Carbon Dioxide – How to identify in Chemistry Laboratory [Online Video]

In certain chemical reactions, gases are formed. Unlike gases like chlorine, which has greenish yellow colour with pungent smell, most gases are colourless and odourless. How do we identify these gases? In this video, we are focusing on identification of carbon dioxide gas.

Online video

How do we form carbon dioxide gas?

Carbonates react with dilute acids to produce salt, water and carbon dioxide gas.

For example, when dilute hydrochloric acid reacts with limestone (calcium carbonate), calcium chloride (salt), water and carbon dioxide gas is formed.

2HCl + CaCO3 → CaCl2 + H2O + CO2

Testing and observations for identifying Carbon dioxide gas

In a reaction that forms carbon dioxide gas, you will observe effervescence, which is formation of bubbles in the solution. This is observed because the slightly soluble carbon dioxide gas escapes from the solution formed.

We bubble this gas into the limewater through a delivery tube. Lime water is calcium hydroxide, which has alkaline properties. If you recall, carbon dioxide gas is actually an acidic gas. Hence, carbon dioxide gas will react with calcium hydroxide, to form a salt and water.

Ca(OH)2 + CO2 → CaCO3 + H2O

The white precipitate that you see in the limewater is actually calcium carbonate, which is an insoluble carbonate.

What happens if you allow more carbon dioxide gas to pass through?

If you allow more gas to pass through, you will realise the white precipitate actually dissolves. What is happening here?

When calcium carbonate further reacts with carbon dioxide gas, calcium bicarbonate, also called calcium hydrogencarbonate is formed.

CaCO3 + H2O + CO2 à Ca(HCO3)2

This compound is soluble in water, and it forms colourless solution.

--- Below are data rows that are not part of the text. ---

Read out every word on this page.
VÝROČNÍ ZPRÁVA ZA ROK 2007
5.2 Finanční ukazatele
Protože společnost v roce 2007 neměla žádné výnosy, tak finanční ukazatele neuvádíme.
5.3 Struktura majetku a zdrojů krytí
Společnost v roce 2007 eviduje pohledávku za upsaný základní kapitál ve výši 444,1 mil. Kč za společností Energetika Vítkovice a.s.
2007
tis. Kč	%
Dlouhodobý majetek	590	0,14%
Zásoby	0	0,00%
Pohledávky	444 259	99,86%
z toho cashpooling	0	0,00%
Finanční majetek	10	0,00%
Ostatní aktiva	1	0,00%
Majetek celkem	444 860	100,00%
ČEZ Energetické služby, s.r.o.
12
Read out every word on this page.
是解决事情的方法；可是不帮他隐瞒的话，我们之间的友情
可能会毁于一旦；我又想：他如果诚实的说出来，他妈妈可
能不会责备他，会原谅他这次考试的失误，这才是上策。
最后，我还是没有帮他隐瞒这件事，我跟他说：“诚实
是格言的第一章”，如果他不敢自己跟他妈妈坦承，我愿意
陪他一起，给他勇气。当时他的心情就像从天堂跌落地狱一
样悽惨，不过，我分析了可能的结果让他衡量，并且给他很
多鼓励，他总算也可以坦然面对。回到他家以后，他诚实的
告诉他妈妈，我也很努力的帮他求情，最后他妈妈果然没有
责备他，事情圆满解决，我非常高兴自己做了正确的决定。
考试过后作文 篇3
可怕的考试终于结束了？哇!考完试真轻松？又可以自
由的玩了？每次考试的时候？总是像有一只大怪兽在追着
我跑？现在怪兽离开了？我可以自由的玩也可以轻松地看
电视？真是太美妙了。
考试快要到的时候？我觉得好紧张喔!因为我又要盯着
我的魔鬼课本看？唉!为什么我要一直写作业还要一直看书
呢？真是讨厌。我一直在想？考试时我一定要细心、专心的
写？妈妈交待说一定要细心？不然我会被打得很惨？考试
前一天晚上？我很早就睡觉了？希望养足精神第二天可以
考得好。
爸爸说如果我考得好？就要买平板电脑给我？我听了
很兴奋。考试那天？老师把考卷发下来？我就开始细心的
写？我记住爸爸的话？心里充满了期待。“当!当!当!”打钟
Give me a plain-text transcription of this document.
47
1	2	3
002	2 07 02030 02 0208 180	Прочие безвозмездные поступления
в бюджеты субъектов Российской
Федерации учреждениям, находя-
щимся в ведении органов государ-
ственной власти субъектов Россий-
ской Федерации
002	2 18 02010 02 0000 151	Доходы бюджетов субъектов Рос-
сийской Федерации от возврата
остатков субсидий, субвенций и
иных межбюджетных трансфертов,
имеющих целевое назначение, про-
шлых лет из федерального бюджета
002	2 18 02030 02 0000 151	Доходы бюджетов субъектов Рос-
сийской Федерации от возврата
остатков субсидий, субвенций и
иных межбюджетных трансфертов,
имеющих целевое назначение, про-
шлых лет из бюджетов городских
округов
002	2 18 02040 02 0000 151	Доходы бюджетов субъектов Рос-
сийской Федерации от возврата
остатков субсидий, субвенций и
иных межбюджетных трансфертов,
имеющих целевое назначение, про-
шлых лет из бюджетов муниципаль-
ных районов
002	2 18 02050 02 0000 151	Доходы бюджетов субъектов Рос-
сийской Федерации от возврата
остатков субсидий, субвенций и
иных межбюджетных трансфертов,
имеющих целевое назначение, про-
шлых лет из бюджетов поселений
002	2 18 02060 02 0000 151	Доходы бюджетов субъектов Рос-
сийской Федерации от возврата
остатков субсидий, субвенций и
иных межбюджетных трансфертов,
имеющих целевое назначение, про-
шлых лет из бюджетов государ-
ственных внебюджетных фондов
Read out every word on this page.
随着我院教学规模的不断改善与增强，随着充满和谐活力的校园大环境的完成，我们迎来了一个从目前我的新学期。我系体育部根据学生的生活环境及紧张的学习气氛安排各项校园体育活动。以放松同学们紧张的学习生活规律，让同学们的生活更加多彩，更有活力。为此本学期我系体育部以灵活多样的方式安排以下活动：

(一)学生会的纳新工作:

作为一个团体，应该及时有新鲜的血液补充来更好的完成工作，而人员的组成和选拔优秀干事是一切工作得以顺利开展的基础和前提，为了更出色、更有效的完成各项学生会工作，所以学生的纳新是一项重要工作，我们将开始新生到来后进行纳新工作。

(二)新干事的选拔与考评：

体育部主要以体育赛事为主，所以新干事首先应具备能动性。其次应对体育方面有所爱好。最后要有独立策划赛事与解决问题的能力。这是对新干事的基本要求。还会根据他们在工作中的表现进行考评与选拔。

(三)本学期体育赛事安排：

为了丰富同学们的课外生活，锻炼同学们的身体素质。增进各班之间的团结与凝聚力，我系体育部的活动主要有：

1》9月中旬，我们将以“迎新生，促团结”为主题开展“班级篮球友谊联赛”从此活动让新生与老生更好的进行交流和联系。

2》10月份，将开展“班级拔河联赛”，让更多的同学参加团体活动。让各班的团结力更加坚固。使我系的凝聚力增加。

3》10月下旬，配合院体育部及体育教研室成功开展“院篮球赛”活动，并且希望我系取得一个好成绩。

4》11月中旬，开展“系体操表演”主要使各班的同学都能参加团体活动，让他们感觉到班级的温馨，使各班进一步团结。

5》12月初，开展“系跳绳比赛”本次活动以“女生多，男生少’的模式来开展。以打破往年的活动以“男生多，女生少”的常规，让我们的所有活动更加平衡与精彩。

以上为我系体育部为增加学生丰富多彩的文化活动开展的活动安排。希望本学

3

Hence, you will notice the white precipitate disappearing if you allow more carbon dioxide gas to bubble through.

Summary

Like many other gases, carbon dioxide gas is colourless and odourless.

When it is formed, we should observe effervescence. We bubble the gas through limewater, which is an alkali. If white precipitate is formed, we confirm the gas is carbon dioxide, which is an acidic gas. The white precipitate is insoluble calcium carbonate, which is the product formed from an acid and alkali reaction.